Jun 17, 2010

Traditional Homemade Mango-Kani Sushi

I was talking to Alex regarding my proposed meal plan for our packed lunch this incoming semester, and as I expected, he was so thrilled about eating those Asian-inspired dishes to be served at our 3-layer bento lunch box, together with the nice sakura chopsticks I bought from Daiso. We then visited the Japanese grocery stores at Cartimar in Pasay City to buy some ingredients that would make everything work out as hoped. He has been asking for sushi so we bought a 40-sheet nori pack, and Japanese brown rice vinegar, which were a lot cheaper than the few supermarkets that carry them. Aside from that, we also bought other ingredients for all the other food that Alex has been asking me to make, so we shelled out around Php1500 for everything.

It was my first time to make my own sushi, and for the past few days I have been avoiding his requests until he decides to buy the nifty sushi roll maker, available here. When he finally gave in after my statement that I won't make sushi without it, I immediately got to work. There have been many sellers of sushi around that sells their products cheaply, using only plain rice without flavor, and regular soy sauce and wasabi to make it taste good. But with me believing that good food doesn't need any sauce or dip for it to taste great, I decided to make sushi rice the traditional way. And the result: no real need for soy sauce. The sushi is as tasty as it can be, on its own. And I used regular high-grade rice. It may seem that the rice is too sticky at the photos, but I'm using my camera phone at that time. I wish you could have seen the translucent grains of rice on the sushi.

Perfect Sushi Rice Recipe

Note: I use measuring spoons and measuring cups for my recipes, so if you're using normal utensils the measurements would not be accurate and much less than indicated.
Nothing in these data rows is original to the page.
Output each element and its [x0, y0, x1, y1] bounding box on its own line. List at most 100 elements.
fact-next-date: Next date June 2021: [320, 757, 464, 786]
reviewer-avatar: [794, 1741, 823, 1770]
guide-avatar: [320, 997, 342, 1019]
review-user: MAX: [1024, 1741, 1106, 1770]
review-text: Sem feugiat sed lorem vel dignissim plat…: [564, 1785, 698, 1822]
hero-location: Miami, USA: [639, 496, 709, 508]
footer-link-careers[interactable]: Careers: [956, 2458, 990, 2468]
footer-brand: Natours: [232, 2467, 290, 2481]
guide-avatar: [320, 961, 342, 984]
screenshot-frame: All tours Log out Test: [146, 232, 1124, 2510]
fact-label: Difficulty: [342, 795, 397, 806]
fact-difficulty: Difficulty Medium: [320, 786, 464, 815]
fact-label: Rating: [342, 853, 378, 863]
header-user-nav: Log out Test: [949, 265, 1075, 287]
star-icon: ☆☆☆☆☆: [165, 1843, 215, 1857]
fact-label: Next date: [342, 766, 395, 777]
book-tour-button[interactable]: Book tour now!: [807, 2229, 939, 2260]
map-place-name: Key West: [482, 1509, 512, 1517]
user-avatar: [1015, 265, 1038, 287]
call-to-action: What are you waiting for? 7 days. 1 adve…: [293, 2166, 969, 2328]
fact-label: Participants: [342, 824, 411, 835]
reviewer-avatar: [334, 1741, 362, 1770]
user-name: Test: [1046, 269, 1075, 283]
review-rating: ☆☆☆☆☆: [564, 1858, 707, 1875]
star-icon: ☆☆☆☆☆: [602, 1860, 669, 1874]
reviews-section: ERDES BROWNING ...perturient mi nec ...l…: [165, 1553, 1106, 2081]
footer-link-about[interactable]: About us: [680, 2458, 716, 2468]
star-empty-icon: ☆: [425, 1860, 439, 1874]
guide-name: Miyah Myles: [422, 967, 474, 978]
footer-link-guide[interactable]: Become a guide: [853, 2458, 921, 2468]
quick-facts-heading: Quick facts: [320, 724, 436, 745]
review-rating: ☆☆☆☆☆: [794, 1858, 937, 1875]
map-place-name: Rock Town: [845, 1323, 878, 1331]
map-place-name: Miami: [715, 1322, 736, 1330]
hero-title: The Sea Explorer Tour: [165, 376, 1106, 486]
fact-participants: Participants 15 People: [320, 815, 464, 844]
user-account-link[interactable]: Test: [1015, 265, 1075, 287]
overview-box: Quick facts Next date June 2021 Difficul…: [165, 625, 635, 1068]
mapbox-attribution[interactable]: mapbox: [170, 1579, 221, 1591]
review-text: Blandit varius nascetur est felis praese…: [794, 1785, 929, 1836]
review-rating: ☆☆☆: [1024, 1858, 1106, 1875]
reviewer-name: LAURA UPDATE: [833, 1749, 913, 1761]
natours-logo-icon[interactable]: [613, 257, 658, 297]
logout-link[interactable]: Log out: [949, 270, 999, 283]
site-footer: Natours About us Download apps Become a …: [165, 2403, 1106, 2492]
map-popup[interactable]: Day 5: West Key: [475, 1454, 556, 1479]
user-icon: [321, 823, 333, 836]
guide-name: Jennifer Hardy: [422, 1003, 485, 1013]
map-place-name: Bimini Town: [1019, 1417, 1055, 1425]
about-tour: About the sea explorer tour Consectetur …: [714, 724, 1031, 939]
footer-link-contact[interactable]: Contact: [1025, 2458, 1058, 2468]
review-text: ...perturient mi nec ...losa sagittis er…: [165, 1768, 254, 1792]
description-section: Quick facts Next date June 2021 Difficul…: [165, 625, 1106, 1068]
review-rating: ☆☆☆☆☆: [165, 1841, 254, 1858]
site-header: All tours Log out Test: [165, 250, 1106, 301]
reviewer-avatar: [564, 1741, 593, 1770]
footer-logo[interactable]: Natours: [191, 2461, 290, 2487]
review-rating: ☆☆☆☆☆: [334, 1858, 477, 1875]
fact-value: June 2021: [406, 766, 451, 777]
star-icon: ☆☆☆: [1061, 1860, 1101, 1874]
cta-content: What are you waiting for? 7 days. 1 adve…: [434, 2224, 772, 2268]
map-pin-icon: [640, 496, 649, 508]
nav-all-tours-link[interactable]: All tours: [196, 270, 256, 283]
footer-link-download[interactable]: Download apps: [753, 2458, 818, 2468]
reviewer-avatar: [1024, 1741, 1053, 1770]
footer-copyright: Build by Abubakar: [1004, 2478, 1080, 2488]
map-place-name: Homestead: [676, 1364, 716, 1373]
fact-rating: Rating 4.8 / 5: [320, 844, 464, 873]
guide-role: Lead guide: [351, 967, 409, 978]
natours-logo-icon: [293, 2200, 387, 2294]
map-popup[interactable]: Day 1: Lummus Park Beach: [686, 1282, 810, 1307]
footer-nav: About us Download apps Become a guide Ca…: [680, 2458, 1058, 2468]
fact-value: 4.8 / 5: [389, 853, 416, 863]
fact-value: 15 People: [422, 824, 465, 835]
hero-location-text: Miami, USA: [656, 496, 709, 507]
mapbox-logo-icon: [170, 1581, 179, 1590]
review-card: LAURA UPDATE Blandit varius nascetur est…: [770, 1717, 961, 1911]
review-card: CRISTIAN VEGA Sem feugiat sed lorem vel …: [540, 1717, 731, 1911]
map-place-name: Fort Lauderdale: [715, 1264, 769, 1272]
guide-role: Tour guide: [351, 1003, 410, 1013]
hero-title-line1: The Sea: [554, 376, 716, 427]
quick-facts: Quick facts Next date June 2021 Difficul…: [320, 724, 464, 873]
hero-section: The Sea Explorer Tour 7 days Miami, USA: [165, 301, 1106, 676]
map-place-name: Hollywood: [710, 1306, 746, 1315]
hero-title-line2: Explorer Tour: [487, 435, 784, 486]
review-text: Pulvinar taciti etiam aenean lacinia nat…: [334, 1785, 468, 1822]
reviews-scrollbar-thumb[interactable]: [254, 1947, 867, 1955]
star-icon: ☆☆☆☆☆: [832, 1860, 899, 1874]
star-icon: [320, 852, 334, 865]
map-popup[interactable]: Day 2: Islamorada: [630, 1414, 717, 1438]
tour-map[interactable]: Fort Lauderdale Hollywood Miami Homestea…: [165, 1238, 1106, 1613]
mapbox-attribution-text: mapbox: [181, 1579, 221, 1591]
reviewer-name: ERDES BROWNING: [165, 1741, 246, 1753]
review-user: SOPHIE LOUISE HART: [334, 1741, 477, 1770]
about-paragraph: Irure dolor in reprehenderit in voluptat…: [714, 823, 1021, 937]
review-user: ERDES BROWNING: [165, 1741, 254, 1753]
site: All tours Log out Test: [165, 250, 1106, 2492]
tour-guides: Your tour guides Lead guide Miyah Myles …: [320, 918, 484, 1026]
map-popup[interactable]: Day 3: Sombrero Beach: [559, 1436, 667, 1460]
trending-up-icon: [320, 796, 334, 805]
  • 1/3 cup rice vinegar or shin mirin
  • 3 cups cooked rice (you can use regular short grain)
  • 2 tbsp refined sugar
  • 1 tsp sea salt (coarse salt)
  1. Dissolve the sugar and salt in the rice vinegar. Heat in a saucepan until everything is dissolved. Do noit boil mixture.
  2. Let the mixture cool. Spread the cooked rice gently on a large bowl, then pour the cooled vinegar mixture on the rice. 
  3. Quickly mix and fold the rice until the rice is coated with the mixture well. Make sure that you are not squishing the rice so it won't look like paste.
Mango-Kani Sushi Rolls

  • Kani or imitation crab sticks, cut in half lengthwise
  • Ripe mango strips with edges cut
  • Sushi rice
  • Nori sheets
  1. Place the nori shiny side down on a clean, flat and dry surface.
  2. Fill the sushi roll maker halfway with rice, the place strips of kani and mango from left to right.
  3. Cover the mango and kani with rice, then push the top mold to make a log roll.
  4. Push the rice out of the mold and into the nori sheet.
  5. Wrap the sushi roll with nori all the way through, and slice into 1" thick sushi slices.
  6. Serve with wasabi paste and Kikkoman light soy sauce.


  1. il eat the sushi except the paste. i dont like its taste. happy weekend

  2. My mom asked me to prepare sushi with crab sticks and mangos. At first I didn't believe that the taste could possibly be good (as I've never even heard about it), but finding your recipe, sharing your belief that "good food doesn't need any sauce or dip for it to taste great" and seeing that you season the rice in the traditional way, I'm going to prepare it being sure that it will turn out delicious. Thank you!